Antígona, a mulher lobo.
Gazeta de Orion:
Até onde a dor e angustia leva um ser inquebrável a opta pelos caminhos tortuosos do Umbral? Loucura ou sanidade? Mas, o que é a loucura, dentro de um universo que coisifica e banaliza aos seres e aos seus sentimentos, reduzindo-os a meras marionetes nas mãos do outro.
Idade das trevas, ano de 1299.
Fito o horizonte na esperança de quem sabe, esquecer a tudo e a todos; Deuses e humanos, suas guerras insanas, seus conflitos, seus dilemas e hipocrisias.
Ainda sinto em meu olfato o aroma dos suores, dos temores, da fumaça, da carnificina e do sangue que encharcou o solo na contenda.
Nas minhas retinas ainda vejo os corpos destroçados e Apolo feito uma fúria brandindo a sua espada retalhando imortais, mortais e tantos outros que atravessaram o seu caminho.
Inclusive a mim! O meu corpo repleto de ferimentos e o coração destroçado, corro pelo gélido caminho.
Tendo nos meus calcanhares os espectros daqueles quer matei e mutilei.
Perseguida pela tua feição, pelo o teu olhar e pela tua traição. Ainda possuo a seta cravejada nas minhas costas. Procuro escapar de ti ou quem sabe de mim mesma, pois o calor da paixão ainda encharca o meus sentidos apesar de tanto tempo passado, sendo apenas sobrepujada pela dor do teu abandono.
Buscando entre os vales gélidos e espessos uma guarida para poder me enfurnar e cair no sono eterno.
Caminho sem descanso, impelida pelos ventos do Norte e pelo sentimento de urgência para sobreviver, sentido inato a todos os seres vivos.

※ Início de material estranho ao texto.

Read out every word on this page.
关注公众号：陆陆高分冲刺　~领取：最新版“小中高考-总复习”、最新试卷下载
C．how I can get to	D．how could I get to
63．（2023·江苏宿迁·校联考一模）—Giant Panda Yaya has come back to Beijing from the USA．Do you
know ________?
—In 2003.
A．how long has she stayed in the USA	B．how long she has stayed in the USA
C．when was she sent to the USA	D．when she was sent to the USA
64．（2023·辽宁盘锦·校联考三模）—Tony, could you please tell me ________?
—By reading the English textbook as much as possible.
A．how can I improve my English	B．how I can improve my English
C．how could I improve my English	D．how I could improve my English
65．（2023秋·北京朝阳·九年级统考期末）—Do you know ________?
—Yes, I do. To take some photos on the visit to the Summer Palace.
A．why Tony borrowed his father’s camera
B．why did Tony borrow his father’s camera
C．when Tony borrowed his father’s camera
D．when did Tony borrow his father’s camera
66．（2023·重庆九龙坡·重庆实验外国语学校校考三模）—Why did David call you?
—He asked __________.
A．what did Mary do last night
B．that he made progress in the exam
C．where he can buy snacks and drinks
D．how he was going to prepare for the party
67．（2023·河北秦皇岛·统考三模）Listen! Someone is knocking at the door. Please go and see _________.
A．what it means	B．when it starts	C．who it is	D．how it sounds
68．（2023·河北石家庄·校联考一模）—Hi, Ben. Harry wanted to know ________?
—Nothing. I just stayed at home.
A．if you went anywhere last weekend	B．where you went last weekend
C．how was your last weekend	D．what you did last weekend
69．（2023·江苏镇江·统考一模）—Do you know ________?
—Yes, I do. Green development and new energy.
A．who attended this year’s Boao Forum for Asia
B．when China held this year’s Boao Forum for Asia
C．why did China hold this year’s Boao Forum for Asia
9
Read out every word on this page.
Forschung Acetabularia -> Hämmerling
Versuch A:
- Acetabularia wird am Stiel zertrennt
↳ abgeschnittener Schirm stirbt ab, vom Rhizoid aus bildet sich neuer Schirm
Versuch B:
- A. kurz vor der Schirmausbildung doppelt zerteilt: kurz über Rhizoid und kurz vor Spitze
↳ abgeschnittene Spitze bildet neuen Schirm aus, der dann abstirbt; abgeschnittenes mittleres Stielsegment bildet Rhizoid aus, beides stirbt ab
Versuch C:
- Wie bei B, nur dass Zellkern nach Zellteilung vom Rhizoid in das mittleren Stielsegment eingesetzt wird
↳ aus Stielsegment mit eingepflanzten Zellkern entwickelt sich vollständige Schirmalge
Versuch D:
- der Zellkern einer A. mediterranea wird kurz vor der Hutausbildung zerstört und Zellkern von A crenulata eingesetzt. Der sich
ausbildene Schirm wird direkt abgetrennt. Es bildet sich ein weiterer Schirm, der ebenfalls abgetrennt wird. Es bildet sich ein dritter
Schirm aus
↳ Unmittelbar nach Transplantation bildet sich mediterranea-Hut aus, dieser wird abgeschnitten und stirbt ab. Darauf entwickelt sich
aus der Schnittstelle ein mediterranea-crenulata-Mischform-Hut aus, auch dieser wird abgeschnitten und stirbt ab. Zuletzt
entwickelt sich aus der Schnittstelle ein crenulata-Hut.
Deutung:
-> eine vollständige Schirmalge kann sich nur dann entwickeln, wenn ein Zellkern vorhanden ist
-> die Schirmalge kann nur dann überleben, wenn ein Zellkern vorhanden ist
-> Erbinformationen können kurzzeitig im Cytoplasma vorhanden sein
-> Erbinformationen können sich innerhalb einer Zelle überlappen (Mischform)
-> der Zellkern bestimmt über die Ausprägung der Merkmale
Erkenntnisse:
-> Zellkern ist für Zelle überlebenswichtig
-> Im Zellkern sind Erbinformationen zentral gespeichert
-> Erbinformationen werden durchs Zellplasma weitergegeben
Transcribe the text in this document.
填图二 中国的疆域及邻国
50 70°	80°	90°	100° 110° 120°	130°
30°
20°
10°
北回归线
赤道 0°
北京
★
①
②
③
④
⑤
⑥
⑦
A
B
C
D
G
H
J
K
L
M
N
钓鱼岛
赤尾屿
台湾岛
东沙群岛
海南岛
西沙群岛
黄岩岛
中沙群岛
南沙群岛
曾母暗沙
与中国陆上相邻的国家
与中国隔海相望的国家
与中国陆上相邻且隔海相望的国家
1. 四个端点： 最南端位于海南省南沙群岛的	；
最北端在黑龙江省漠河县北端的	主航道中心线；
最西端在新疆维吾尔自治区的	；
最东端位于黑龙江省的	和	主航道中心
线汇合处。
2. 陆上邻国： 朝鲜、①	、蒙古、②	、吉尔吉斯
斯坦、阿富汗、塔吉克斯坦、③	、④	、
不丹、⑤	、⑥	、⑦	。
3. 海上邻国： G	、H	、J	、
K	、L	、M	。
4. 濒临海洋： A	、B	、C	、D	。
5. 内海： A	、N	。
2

Sob o chão as marcas das minhas patas deixam um rastro de sangue e dor, colorindo o alvo solo com o carmim do meu fluído vital.
A minha frente uma gruta se destaca na paisagem branca e estéril, acenando, oferecendo abrigo, proteção e calor.
O porto seguro contra os elementos da intempérie.
Entrando nela sinto a sensação adocicada do retorno ao útero materno, onde amada e acolhida não sentia as agruras da vida.
Sigo rumo às profundezas em busca do calor das caldeiras de Hades.
Recosto-me próximo a parede, deito e fico enrodilhada no meu próprio corpo, sentindo a macies da pelagem.
Preparo-me para cair no sono curador da minha raça. Mantenho a forma lupina, procuro apagar a mulher do meu interior, as suas contradições, decepções, medo, dores e amores mal resolvidos.
Hibernando entre os ventos uivantes que cantam lá fora e a angustia que consome o meu ser a cada instante.
Procuro mergulhar no esquecimento do sono, imersa em um universo caótico de alegorias bizarras que me assaltam durante o mesmo.
Perdida nele encontro com seres que se foram e com outros tantos que fazem parte do meu cotidiano.
Como marionete balanço nas mãos das parcas a deriva em buscas infrutíferas...
Tendo sempre os seus olhos gravados na minha retina e a latente saudade que corrói como um câncer.
Abro os olhos e vejo a sombria caverna que me acolheu por mais uma noite e quem sabe, será o meu túmulo?
Pois, sinto a vida esvair através dos inúmeros machucados sofridos na batalha.
Uivo, lamentando a sorte de Antígona a mulher. Entretanto, acredito que assim como a albina loba, ela já não tem o porquê de lutar, pois perderá tudo.
Rasgando com as afiadas presas as próprias patas, transformo-me em mulher.
Contemplo através dos olhos humanos o rubro sangue escorrer do delicado e alvo pulso. Sorrindo, encosto na aquecida parede e me perco nas lembranças tão queridas e caras...
Primavera, Ano 1300. Idade das trevas.
Constelação de Orion, vigésimo terceiro planeta.
O corpo da ultima mutante fora encontrado nas cavernas de Hades.
A mais bela guerreira da Idade das trevas Antígona, a mulher loba, antiga amante de Apolo, está morta.
Fora encontrada banhada em seu próprio sangue fitando o horizonte.